I'm running the same query back to back on an index and the score and results come back different when I look at explain:

                                                       {
                                                           “value”: 22037,
                                                           “description”: “n, number of documents containing term”,
                                                           “details”: []
                                                       },
                                                       {
                                                           “value”: 23498,
                                                           “description”: “N, total number of documents with field”,
                                                           “details”: []
                                                       }

vs:

    “details”: [
                                                            {
                                                                “value”: 22395,
                                                                “description”: “n, number of documents containing term”,
                                                                “details”: []
                                                            },
                                                            {
                                                                “value”: 23744,
                                                                “description”: “N, total number of documents with field”,
                                                                “details”: []
                                                            }

What should these represent values? I have ~81k documents containing that field. I tried using an API refresh and the results are still returning mixed.
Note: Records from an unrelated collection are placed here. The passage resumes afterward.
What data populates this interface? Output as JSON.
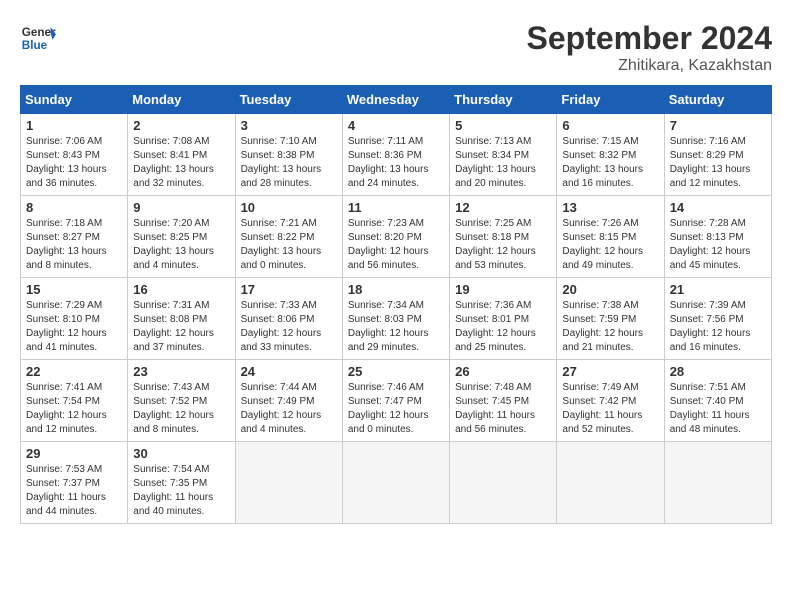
{
  "header": {
    "logo_line1": "General",
    "logo_line2": "Blue",
    "month": "September 2024",
    "location": "Zhitikara, Kazakhstan"
  },
  "days_of_week": [
    "Sunday",
    "Monday",
    "Tuesday",
    "Wednesday",
    "Thursday",
    "Friday",
    "Saturday"
  ],
  "weeks": [
    [
      {
        "day": "1",
        "text": "Sunrise: 7:06 AM\nSunset: 8:43 PM\nDaylight: 13 hours\nand 36 minutes."
      },
      {
        "day": "2",
        "text": "Sunrise: 7:08 AM\nSunset: 8:41 PM\nDaylight: 13 hours\nand 32 minutes."
      },
      {
        "day": "3",
        "text": "Sunrise: 7:10 AM\nSunset: 8:38 PM\nDaylight: 13 hours\nand 28 minutes."
      },
      {
        "day": "4",
        "text": "Sunrise: 7:11 AM\nSunset: 8:36 PM\nDaylight: 13 hours\nand 24 minutes."
      },
      {
        "day": "5",
        "text": "Sunrise: 7:13 AM\nSunset: 8:34 PM\nDaylight: 13 hours\nand 20 minutes."
      },
      {
        "day": "6",
        "text": "Sunrise: 7:15 AM\nSunset: 8:32 PM\nDaylight: 13 hours\nand 16 minutes."
      },
      {
        "day": "7",
        "text": "Sunrise: 7:16 AM\nSunset: 8:29 PM\nDaylight: 13 hours\nand 12 minutes."
      }
    ],
    [
      {
        "day": "8",
        "text": "Sunrise: 7:18 AM\nSunset: 8:27 PM\nDaylight: 13 hours\nand 8 minutes."
      },
      {
        "day": "9",
        "text": "Sunrise: 7:20 AM\nSunset: 8:25 PM\nDaylight: 13 hours\nand 4 minutes."
      },
      {
        "day": "10",
        "text": "Sunrise: 7:21 AM\nSunset: 8:22 PM\nDaylight: 13 hours\nand 0 minutes."
      },
      {
        "day": "11",
        "text": "Sunrise: 7:23 AM\nSunset: 8:20 PM\nDaylight: 12 hours\nand 56 minutes."
      },
      {
        "day": "12",
        "text": "Sunrise: 7:25 AM\nSunset: 8:18 PM\nDaylight: 12 hours\nand 53 minutes."
      },
      {
        "day": "13",
        "text": "Sunrise: 7:26 AM\nSunset: 8:15 PM\nDaylight: 12 hours\nand 49 minutes."
      },
      {
        "day": "14",
        "text": "Sunrise: 7:28 AM\nSunset: 8:13 PM\nDaylight: 12 hours\nand 45 minutes."
      }
    ],
    [
      {
        "day": "15",
        "text": "Sunrise: 7:29 AM\nSunset: 8:10 PM\nDaylight: 12 hours\nand 41 minutes."
      },
      {
        "day": "16",
        "text": "Sunrise: 7:31 AM\nSunset: 8:08 PM\nDaylight: 12 hours\nand 37 minutes."
      },
      {
        "day": "17",
        "text": "Sunrise: 7:33 AM\nSunset: 8:06 PM\nDaylight: 12 hours\nand 33 minutes."
      },
      {
        "day": "18",
        "text": "Sunrise: 7:34 AM\nSunset: 8:03 PM\nDaylight: 12 hours\nand 29 minutes."
      },
      {
        "day": "19",
        "text": "Sunrise: 7:36 AM\nSunset: 8:01 PM\nDaylight: 12 hours\nand 25 minutes."
      },
      {
        "day": "20",
        "text": "Sunrise: 7:38 AM\nSunset: 7:59 PM\nDaylight: 12 hours\nand 21 minutes."
      },
      {
        "day": "21",
        "text": "Sunrise: 7:39 AM\nSunset: 7:56 PM\nDaylight: 12 hours\nand 16 minutes."
      }
    ],
    [
      {
        "day": "22",
        "text": "Sunrise: 7:41 AM\nSunset: 7:54 PM\nDaylight: 12 hours\nand 12 minutes."
      },
      {
        "day": "23",
        "text": "Sunrise: 7:43 AM\nSunset: 7:52 PM\nDaylight: 12 hours\nand 8 minutes."
      },
      {
        "day": "24",
        "text": "Sunrise: 7:44 AM\nSunset: 7:49 PM\nDaylight: 12 hours\nand 4 minutes."
      },
      {
        "day": "25",
        "text": "Sunrise: 7:46 AM\nSunset: 7:47 PM\nDaylight: 12 hours\nand 0 minutes."
      },
      {
        "day": "26",
        "text": "Sunrise: 7:48 AM\nSunset: 7:45 PM\nDaylight: 11 hours\nand 56 minutes."
      },
      {
        "day": "27",
        "text": "Sunrise: 7:49 AM\nSunset: 7:42 PM\nDaylight: 11 hours\nand 52 minutes."
      },
      {
        "day": "28",
        "text": "Sunrise: 7:51 AM\nSunset: 7:40 PM\nDaylight: 11 hours\nand 48 minutes."
      }
    ],
    [
      {
        "day": "29",
        "text": "Sunrise: 7:53 AM\nSunset: 7:37 PM\nDaylight: 11 hours\nand 44 minutes."
      },
      {
        "day": "30",
        "text": "Sunrise: 7:54 AM\nSunset: 7:35 PM\nDaylight: 11 hours\nand 40 minutes."
      },
      {
        "day": "",
        "text": ""
      },
      {
        "day": "",
        "text": ""
      },
      {
        "day": "",
        "text": ""
      },
      {
        "day": "",
        "text": ""
      },
      {
        "day": "",
        "text": ""
      }
    ]
  ]
}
How can I maintain consistency with this, shouldn't it be caching these to some extent, or is that potentially a part of the problem?

If you have replicas you may be round-robining between them.
Although they may be identical in terms of documents they hold, they reorganise that content via background housekeeping (aka merges) at different times. Merging will purge any deletes and these can change the scores produced. IDF or inverse-document-frequency is a scoring factor that is based on a term's popularity and that popularity count includes deleted docs that have not yet been removed.

How can I maintain consistency
Generally, sending the same users to the same choice of replica helps avoid these subtle differences in scoring. This can be done using the preference parameter and setting it to something like the user's session ID.

After a week + of inconsistency, we did force the merge.

Doing a forcemerge fixed the problem. Thank you.

/_forcemerge/?only_expunge_deletes=true

Is there a way to easily identify that a _forcemerge may be necessary on an index?

What are the risks in manually forcing this merge?

We only advise force merging if you are adding no more docs to an index. It's an expensive operation - essentially rewriting the index files all over again. If you have ongoing indexing it's constantly merging anyway to help defragment the data.
If you have ongoing changes it's generally better to route users to the same choice of replica to avoid these scoring changes.